Há um provérbio de inspiração árabe que aconselha a não falar, se o que vai ser dito não for mais bonito que o silêncio. É uma noção algo romântica porque existem silêncios que podem funcionar como autênticos socos, conseguindo ser tão ou mais agressivos do que as palavras. A nossa realidade é a linguagem, mas a nossa realidade são também as emboscadas dessa linguagem. Principalmente quando o espaço público respira conflitualidade como acontece no presente.
Vivemos um tempo onde impera a experiência emocional individual e a capacidade de escutar se perdeu. A Internet por vezes consegue ser um espaço comunicativo de acção comum, mas tende a desintegrar-se em espaços expositivos do eu. Há sede de atenção e afirmação. Há quem tenha prazer em provocar discórdia, seja impenetrável à crítica, como se concordar com o outro fosse perturbador. Muitas vezes não se quer debater, apenas sentenciar. Identificam-se fragilidades alheias, mas não se retribui, de forma produtiva, com nenhuma ideia ou desafio como alternativa. Ainda assim não vale a pena fugir-se do conflito, até porque ao fazê-lo procuram-se apenas refúgios de semelhança. E assim privamo-nos de entender, negociar e experimentar, pondo-nos em contacto com a nossa diferença e dos outros, como é inevitável que aconteça. Sem nos expormos às tensões, maior será a dificuldade em alcançar formas de coabitação, seja entre países, cidades, bairros ou em relações a dois.
Por norma diz-se que para resolver discórdias o melhor é separar os juízos das reacções emocionais. É difícil. A informação emocional tende a ser mais veloz do que a cortical. A impulsividade vai à frente da racionalidade. Como os choques tendem a emergir quando alguém nos põe em causa ou aos nossos interesses, por norma vêm acompanhados de emoções de animosidade. E a beligerância e a irascibilidade não são boa companhia para emitir veredictos. Quando estamos zangados as possibilidades de serem pronunciadas sentenças terríveis, das quais muitas vezes depois nos arrependemos, aumentam exponencialmente.

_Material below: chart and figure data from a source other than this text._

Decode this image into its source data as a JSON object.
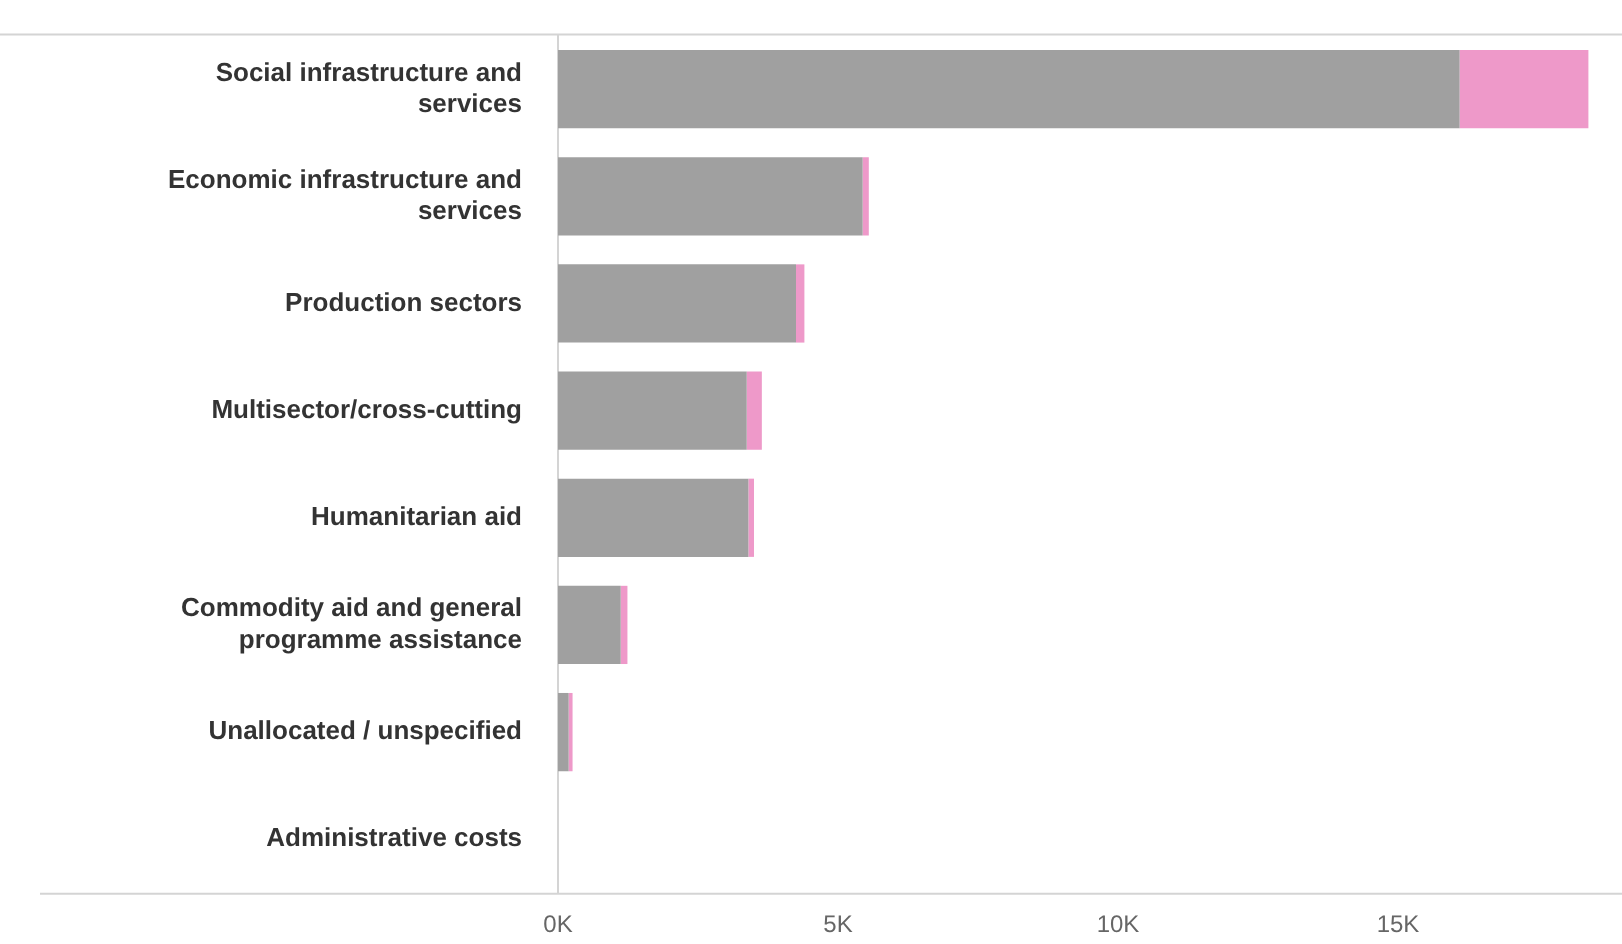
{
  "chart_data": {
    "type": "bar",
    "orientation": "horizontal",
    "stacked": true,
    "categories": [
      "Social infrastructure and services",
      "Economic infrastructure and services",
      "Production sectors",
      "Multisector/cross-cutting",
      "Humanitarian aid",
      "Commodity aid and general programme assistance",
      "Unallocated / unspecified",
      "Administrative costs"
    ],
    "series": [
      {
        "color": "#a0a0a0",
        "values": [
          16.1,
          5.44,
          4.25,
          3.37,
          3.4,
          1.12,
          0.19,
          0
        ]
      },
      {
        "color": "#ee99c9",
        "values": [
          2.3,
          0.11,
          0.15,
          0.27,
          0.1,
          0.12,
          0.07,
          0
        ]
      }
    ],
    "xlim": [
      0,
      19
    ],
    "xticks": [
      {
        "value": 0,
        "label": "0K"
      },
      {
        "value": 5,
        "label": "5K"
      },
      {
        "value": 10,
        "label": "10K"
      },
      {
        "value": 15,
        "label": "15K"
      }
    ],
    "grid": false,
    "legend": false
  }
}
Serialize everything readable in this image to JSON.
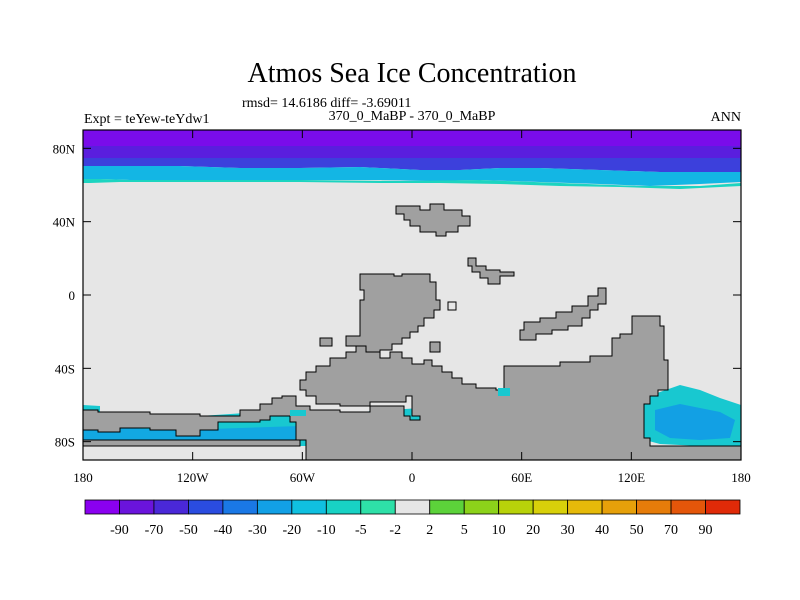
{
  "title": "Atmos Sea Ice Concentration",
  "stats": "rmsd= 14.6186 diff= -3.69011",
  "experiment": "Expt = teYew-teYdw1",
  "comparison": "370_0_MaBP - 370_0_MaBP",
  "season": "ANN",
  "map": {
    "lon_range": [
      -180,
      180
    ],
    "lat_range": [
      -90,
      90
    ],
    "lon_ticks": [
      {
        "value": -180,
        "label": "180"
      },
      {
        "value": -120,
        "label": "120W"
      },
      {
        "value": -60,
        "label": "60W"
      },
      {
        "value": 0,
        "label": "0"
      },
      {
        "value": 60,
        "label": "60E"
      },
      {
        "value": 120,
        "label": "120E"
      },
      {
        "value": 180,
        "label": "180"
      }
    ],
    "lat_ticks": [
      {
        "value": 80,
        "label": "80N"
      },
      {
        "value": 40,
        "label": "40N"
      },
      {
        "value": 0,
        "label": "0"
      },
      {
        "value": -40,
        "label": "40S"
      },
      {
        "value": -80,
        "label": "80S"
      }
    ],
    "colors": {
      "background": "#e6e6e6",
      "land": "#a0a0a0",
      "coast": "#000000"
    }
  },
  "colorbar": {
    "labels": [
      "-90",
      "-70",
      "-50",
      "-40",
      "-30",
      "-20",
      "-10",
      "-5",
      "-2",
      "2",
      "5",
      "10",
      "20",
      "30",
      "40",
      "50",
      "70",
      "90"
    ],
    "colors": [
      "#8a00f0",
      "#6a14dc",
      "#4a28d8",
      "#2a4ce0",
      "#1a78e6",
      "#12a0e6",
      "#10c0e0",
      "#18d2c4",
      "#2ee0a8",
      "#e6e6e6",
      "#5cd23a",
      "#8cd21a",
      "#b8d20a",
      "#d8d00a",
      "#e6ba0a",
      "#e6a00a",
      "#e67c0a",
      "#e4560a",
      "#e02a08"
    ]
  }
}
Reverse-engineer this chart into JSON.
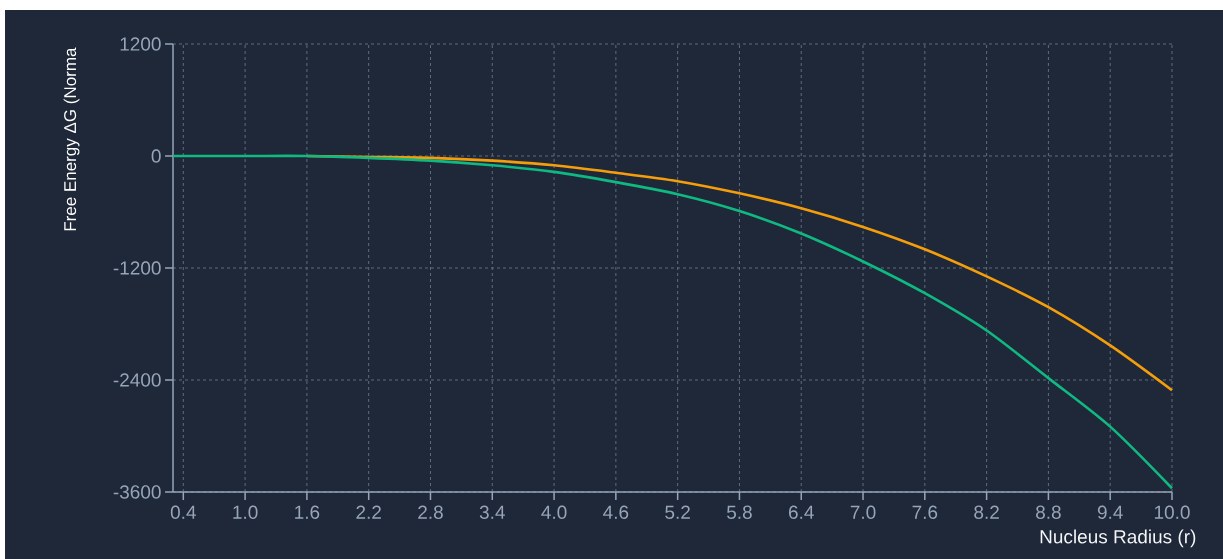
{
  "chart_data": {
    "type": "line",
    "ylabel": "Free Energy ΔG (Norma",
    "xlabel": "Nucleus Radius (r)",
    "x": [
      0.3,
      1.0,
      1.6,
      2.2,
      2.8,
      3.4,
      4.0,
      4.6,
      5.2,
      5.8,
      6.4,
      7.0,
      7.6,
      8.2,
      8.8,
      9.4,
      10.0
    ],
    "series": [
      {
        "color": "#f59e0b",
        "values": [
          null,
          null,
          0,
          -10,
          -20,
          -50,
          -100,
          -180,
          -270,
          -400,
          -560,
          -760,
          -1000,
          -1290,
          -1620,
          -2030,
          -2510
        ]
      },
      {
        "color": "#10b981",
        "values": [
          0,
          0,
          0,
          -20,
          -50,
          -100,
          -170,
          -280,
          -410,
          -590,
          -830,
          -1130,
          -1470,
          -1870,
          -2380,
          -2900,
          -3560
        ]
      }
    ],
    "xlim": [
      0.3,
      10.0
    ],
    "ylim": [
      -3600,
      1200
    ],
    "xticks": [
      0.4,
      {
        "value": 1.0,
        "label": "1.0"
      },
      1.6,
      2.2,
      2.8,
      3.4,
      {
        "value": 4.0,
        "label": "4.0"
      },
      4.6,
      5.2,
      5.8,
      6.4,
      {
        "value": 7.0,
        "label": "7.0"
      },
      7.6,
      8.2,
      8.8,
      9.4,
      {
        "value": 10.0,
        "label": "10.0"
      }
    ],
    "yticks": [
      1200,
      0,
      -1200,
      -2400,
      -3600
    ],
    "grid": true,
    "line_style": "solid",
    "marker": "none"
  }
}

Justificamos essas acções com o que se sentia naquele instante, mas esquece-se o óbvio. No calor de um episódio virulento, o que se pensa não é o mesmo que se sente. A diferença é imensa. Em alvoroço não há a faculdade de estabelecer equilíbrio. Todos conhecemos o poder tranquilizador ou incendiário das palavras, tal como sabemos que as mesmas coisas podem ser ditas de muitas maneiras, causando efeitos diferentes. Pode-se ser crítico e construtivo ao mesmo tempo, sem danificar a auto-estima de ninguém. Nessas alturas de tensão mais vale respirar fundo, ou seja, dar tempo aos canais da racionalidade para alcançar os circuitos emocionais para os abrandar. O sentimento é subjugado pelo momento, acorrentado ao escrutínio do aqui e agora, e em cenários de antagonismo oferece resumos amplificados da situação. Daí a distinção crucial entre dizer o que se sente e dizer o que se pensa.
Da mesma forma é preciso auscultar as abertas para falar, escutar e estar calado. O silêncio pode ser conclusão, espera, cumplicidade, questionamento ou menosprezo. Existe uma multiplicidade discursiva em que se decide não dizer uma única palavra. Mas a grande questão é saber quando nos refugiamos nas palavras ou no silêncio que a vida nos oferece. A inteligência discursiva, ou o início de uma bela conversa, deve ser isso. Escolher as palavras ou os silêncios que cada momento exige.»